Bereits in der ersten Woche haben wir unser Zimmer um eine weitere Woche verlängert. Auch Manu und Marco konnten sich nicht lösen und haben noch ein paar Tage dran gehängt.

Am ersten Wochenende war im Dorf ein Rodeo Festival. Eine tolle Provinz-Veranstaltung. Das "Stadion" war eine gewagte Holzkonstruktion, welche wohl bei uns nicht mal im Wallis legal betrieben werden dürfte. Neben uns ist dann auch prompt ein Teil der Tribüne eingestürzt. Ist aber zum Glück nichts passiert. Die Einheimischen hatten gut getankt und fanden es lustig, in den Ring zu springen und die Tiere zu ärgern. Auch dabei ist zum Glück nichts passiert. Es gab dann auch noch seriöse Unterhaltung mit Bull- und Horseriding. Dabei habe ich gelernt, dass man wilde Pferde unterwürfig machen bzw. in den Griff bekommen kann, indem man ganz lang deren Ohren in eine Richtung dreht. Spannend! (??)

Auf weiteren tollen Wanderungen haben wir die wunderschöne Bergwelt rund um Vilcabamba erkundet. Unter anderem habe ich auf dem Izhcayluma Trail meiner Höhenangst getrotzt und eine Krete bewältigt, wo es links und rechts "fadegrad s Loch ab" geht. Beim Forgotten Road Trail sind wir acht Stunden lang gelaufen und haben dabei nur drei andere Personen getroffen. Dabei haben wir den Ort Tumianuma passiert, der kaum je von Touristen besucht wird. Ein extrem verschlafenes Nest.

Abends an der Bar gab es derweil legendäre Bekanntschaften. Mit Vicky und James aus Wales haben wir beim Jenga spielen und Shot trinken den Freistaat Switzerwales gegründet und die Nationalhymne komponiert (ich glaube, es war eine Mischung aus Borat und "God save the Queen"). Mit Greg aus Kalifornien haben wir uns blendend über Sport und Politik unterhalten. Eigentlich ein sympatischer und cleverer Kerl. Aber er hat uns dann doch ein wenig verdutzt mit seiner Aussage, dass er sich in Amerika sicher fühlt, weil er dort von verantwortungsvollen Waffenbesitzern umgeben ist. Meine Frage, ob es denn nicht sicherer wäre, wenn niemand eine Waffe tragen würde, wollte (konnte) er leider nicht beantworten. Ich fand es sinnvoll daraufhin noch anzumerken, dass ich meine Dienstwaffe vorzugsweise als Hammer benutze, um Ikea-Schränke und dergleichen zusammen zu basteln.
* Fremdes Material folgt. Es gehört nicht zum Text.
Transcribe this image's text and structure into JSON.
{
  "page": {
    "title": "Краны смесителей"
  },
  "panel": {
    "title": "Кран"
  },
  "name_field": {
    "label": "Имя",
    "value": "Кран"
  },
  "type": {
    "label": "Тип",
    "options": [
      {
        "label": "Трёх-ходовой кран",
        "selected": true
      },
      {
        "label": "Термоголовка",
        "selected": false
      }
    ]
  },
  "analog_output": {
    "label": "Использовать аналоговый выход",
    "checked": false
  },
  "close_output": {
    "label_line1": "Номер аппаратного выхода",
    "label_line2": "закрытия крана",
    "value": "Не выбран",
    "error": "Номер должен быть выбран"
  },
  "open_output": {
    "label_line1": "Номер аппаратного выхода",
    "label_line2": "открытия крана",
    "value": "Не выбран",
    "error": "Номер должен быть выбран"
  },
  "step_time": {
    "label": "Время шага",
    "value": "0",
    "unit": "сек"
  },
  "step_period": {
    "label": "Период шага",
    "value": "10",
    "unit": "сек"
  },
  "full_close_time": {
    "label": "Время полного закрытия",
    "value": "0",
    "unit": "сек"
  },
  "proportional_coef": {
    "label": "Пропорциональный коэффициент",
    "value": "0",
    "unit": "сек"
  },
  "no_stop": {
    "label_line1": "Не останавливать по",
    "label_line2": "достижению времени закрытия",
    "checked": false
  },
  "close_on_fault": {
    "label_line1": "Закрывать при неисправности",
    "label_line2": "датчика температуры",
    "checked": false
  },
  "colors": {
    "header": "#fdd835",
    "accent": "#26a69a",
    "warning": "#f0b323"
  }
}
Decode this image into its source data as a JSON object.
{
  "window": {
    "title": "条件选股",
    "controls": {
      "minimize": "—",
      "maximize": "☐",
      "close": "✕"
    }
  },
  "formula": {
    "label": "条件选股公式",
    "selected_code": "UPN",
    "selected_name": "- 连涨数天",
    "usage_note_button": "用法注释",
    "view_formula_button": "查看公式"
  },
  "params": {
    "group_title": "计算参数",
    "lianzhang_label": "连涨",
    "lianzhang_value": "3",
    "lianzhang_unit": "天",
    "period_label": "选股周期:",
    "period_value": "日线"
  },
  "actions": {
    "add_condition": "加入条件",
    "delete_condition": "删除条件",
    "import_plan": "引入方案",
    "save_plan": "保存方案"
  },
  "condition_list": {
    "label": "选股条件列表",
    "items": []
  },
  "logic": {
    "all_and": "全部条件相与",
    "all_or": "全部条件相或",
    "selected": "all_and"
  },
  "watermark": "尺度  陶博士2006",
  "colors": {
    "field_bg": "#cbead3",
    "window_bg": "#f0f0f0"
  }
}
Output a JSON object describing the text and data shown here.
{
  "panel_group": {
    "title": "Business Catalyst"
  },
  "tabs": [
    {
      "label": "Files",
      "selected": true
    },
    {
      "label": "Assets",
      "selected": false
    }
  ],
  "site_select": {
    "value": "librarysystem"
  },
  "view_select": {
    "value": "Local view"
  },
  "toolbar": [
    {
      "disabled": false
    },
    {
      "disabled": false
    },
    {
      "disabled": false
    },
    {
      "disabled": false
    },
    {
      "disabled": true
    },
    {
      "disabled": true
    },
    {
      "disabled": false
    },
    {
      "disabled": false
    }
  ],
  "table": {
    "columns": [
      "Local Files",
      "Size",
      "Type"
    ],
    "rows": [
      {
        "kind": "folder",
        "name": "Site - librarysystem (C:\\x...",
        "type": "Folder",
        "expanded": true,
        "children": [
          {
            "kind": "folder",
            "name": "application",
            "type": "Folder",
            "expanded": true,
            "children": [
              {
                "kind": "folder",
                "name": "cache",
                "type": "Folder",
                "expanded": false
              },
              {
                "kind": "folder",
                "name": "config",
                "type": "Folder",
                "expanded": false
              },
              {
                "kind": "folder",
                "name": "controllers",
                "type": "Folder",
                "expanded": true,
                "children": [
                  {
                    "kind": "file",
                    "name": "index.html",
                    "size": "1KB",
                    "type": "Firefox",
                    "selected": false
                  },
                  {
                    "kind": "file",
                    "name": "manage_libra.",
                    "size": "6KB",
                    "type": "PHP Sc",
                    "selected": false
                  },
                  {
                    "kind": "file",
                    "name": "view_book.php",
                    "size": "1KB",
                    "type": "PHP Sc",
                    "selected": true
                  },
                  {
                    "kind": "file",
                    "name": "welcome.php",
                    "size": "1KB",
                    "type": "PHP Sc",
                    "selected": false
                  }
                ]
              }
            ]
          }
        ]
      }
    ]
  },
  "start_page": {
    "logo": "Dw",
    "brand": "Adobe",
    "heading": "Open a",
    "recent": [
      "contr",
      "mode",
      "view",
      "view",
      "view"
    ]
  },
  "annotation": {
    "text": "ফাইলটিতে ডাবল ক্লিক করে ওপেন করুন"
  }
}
Ende der zweiten Woche habe ich dann beschlossen, meine Warze am Knie mal untersuchen zu lassen. Die ist in den letzten Wochen leider immer grösser geworden. Reik von der Reception hat uns eine Ärztin empfohlen und diese kurzerhand in unser "Resort" bestellt. Sie heisst Sonja und meinte, dass man das Ding besser gleich raus schneiden sollte. Also wurde unser Zimmer kurzerhand zum Operationssaal umgestaltet und kurze Zeit später wurde an meinem Knie rum geschnippelt. Da mein Knie zuerst wieder abschwellen und verheilen musste, sahen wir uns "leider" gezwungen, unseren Urlaub hier erneut zu verlängern. Das war aber nicht so schlimm. Am Abend ist nämlich Sabrina, eine weitere Galápagos-Bekanntschaft, im Izhcayluma angekommen. Mit ihr haben wir dann noch ein paar sehr relaxte Tage verbracht.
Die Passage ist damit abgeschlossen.